Global graph features unveiled by unsupervised geometric deep learning on ArXiv

GAUDI leverages a hierarchical graph-convolutional variational autoencoder architecture, where an encoder progressively compresses the graph into a low-dimensional latent space, and a decoder reconstructs the graph from the latent embedding. (Image by M. Granfors and J. Pineda.)

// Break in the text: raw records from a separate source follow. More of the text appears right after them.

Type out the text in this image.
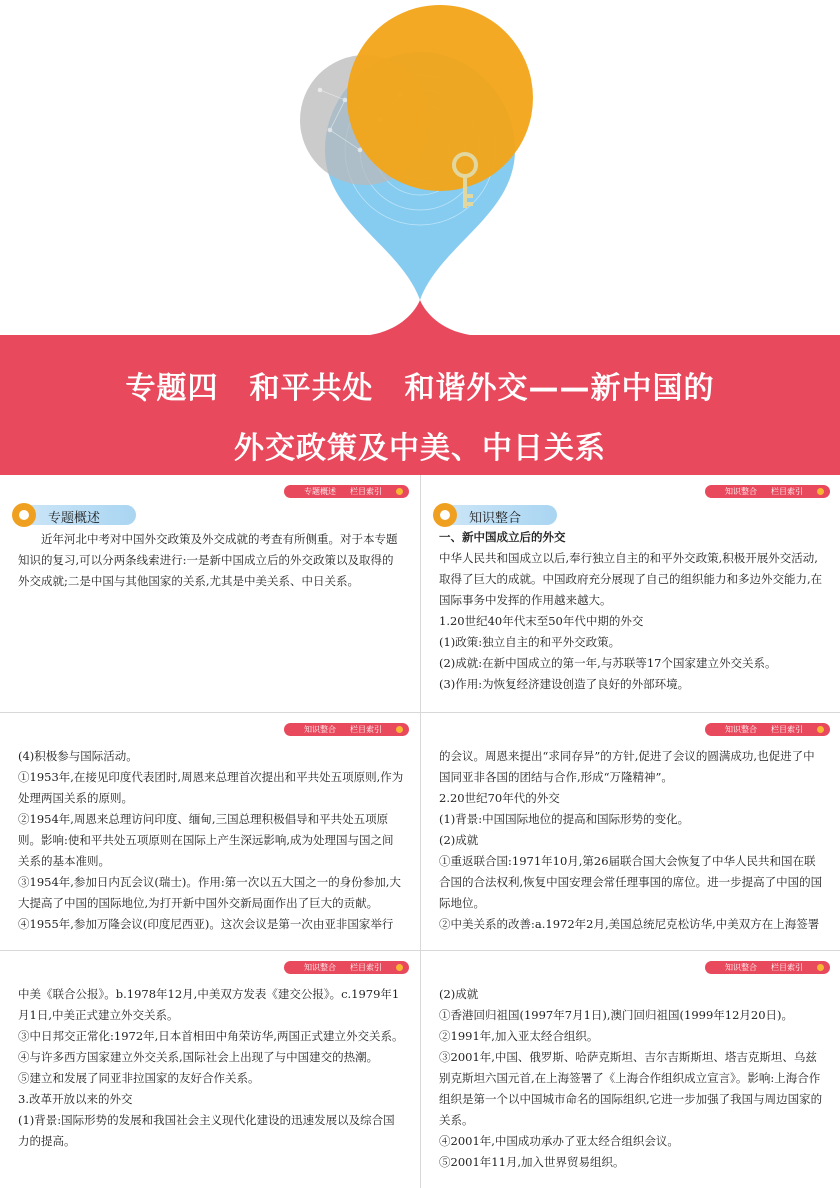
专题四　和平共处　和谐外交——新中国的
外交政策及中美、中日关系
专题概述 栏目索引
专题概述

近年河北中考对中国外交政策及外交成就的考查有所侧重。对于本专题知识的复习,可以分两条线索进行:一是新中国成立后的外交政策以及取得的外交成就;二是中国与其他国家的关系,尤其是中美关系、中日关系。

知识整合 栏目索引
知识整合

一、新中国成立后的外交

中华人民共和国成立以后,奉行独立自主的和平外交政策,积极开展外交活动,取得了巨大的成就。中国政府充分展现了自己的组织能力和多边外交能力,在国际事务中发挥的作用越来越大。

1.20世纪40年代末至50年代中期的外交

(1)政策:独立自主的和平外交政策。

(2)成就:在新中国成立的第一年,与苏联等17个国家建立外交关系。

(3)作用:为恢复经济建设创造了良好的外部环境。

知识整合 栏目索引

(4)积极参与国际活动。

①1953年,在接见印度代表团时,周恩来总理首次提出和平共处五项原则,作为处理两国关系的原则。

②1954年,周恩来总理访问印度、缅甸,三国总理积极倡导和平共处五项原则。影响:使和平共处五项原则在国际上产生深远影响,成为处理国与国之间关系的基本准则。

③1954年,参加日内瓦会议(瑞士)。作用:第一次以五大国之一的身份参加,大大提高了中国的国际地位,为打开新中国外交新局面作出了巨大的贡献。

④1955年,参加万隆会议(印度尼西亚)。这次会议是第一次由亚非国家举行

知识整合 栏目索引

的会议。周恩来提出“求同存异”的方针,促进了会议的圆满成功,也促进了中国同亚非各国的团结与合作,形成“万隆精神”。

2.20世纪70年代的外交

(1)背景:中国国际地位的提高和国际形势的变化。

(2)成就

①重返联合国:1971年10月,第26届联合国大会恢复了中华人民共和国在联合国的合法权利,恢复中国安理会常任理事国的席位。进一步提高了中国的国际地位。

②中美关系的改善:a.1972年2月,美国总统尼克松访华,中美双方在上海签署

知识整合 栏目索引

中美《联合公报》。b.1978年12月,中美双方发表《建交公报》。c.1979年1月1日,中美正式建立外交关系。

③中日邦交正常化:1972年,日本首相田中角荣访华,两国正式建立外交关系。

④与许多西方国家建立外交关系,国际社会上出现了与中国建交的热潮。

⑤建立和发展了同亚非拉国家的友好合作关系。

3.改革开放以来的外交

(1)背景:国际形势的发展和我国社会主义现代化建设的迅速发展以及综合国力的提高。

知识整合 栏目索引

(2)成就

①香港回归祖国(1997年7月1日),澳门回归祖国(1999年12月20日)。

②1991年,加入亚太经合组织。

③2001年,中国、俄罗斯、哈萨克斯坦、吉尔吉斯斯坦、塔吉克斯坦、乌兹别克斯坦六国元首,在上海签署了《上海合作组织成立宣言》。影响:上海合作组织是第一个以中国城市命名的国际组织,它进一步加强了我国与周边国家的关系。

④2001年,中国成功承办了亚太经合组织会议。

⑤2001年11月,加入世界贸易组织。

Global graph features unveiled by unsupervised geometric deep learning
Mirja Granfors, Jesús Pineda, Blanca Zufiria Gerbolés, Joana B. Pereira, Carlo Manzo, Giovanni Volpe
arXiv: 2503.05560

Graphs provide a powerful framework for modeling complex systems, but their structural variability makes analysis and classification challenging. To address this, we introduce GAUDI (Graph Autoencoder Uncovering Descriptive Information), a novel unsupervised geometric deep learning framework that captures both local details and global structure. GAUDI employs an innovative hourglass architecture with hierarchical pooling and upsampling layers, linked through skip connections to preserve essential connectivity information throughout the encoding-decoding process. By mapping different realizations of a system – generated from the same underlying parameters – into a continuous, structured latent space, GAUDI disentangles invariant process-level features from stochastic noise. We demonstrate its power across multiple applications, including modeling small-world networks, characterizing protein assemblies from super-resolution microscopy, analyzing collective motion in the Vicsek model, and capturing age-related changes in brain connectivity. This approach not only improves the analysis of complex graphs but also provides new insights into emergent phenomena across diverse scientific domains.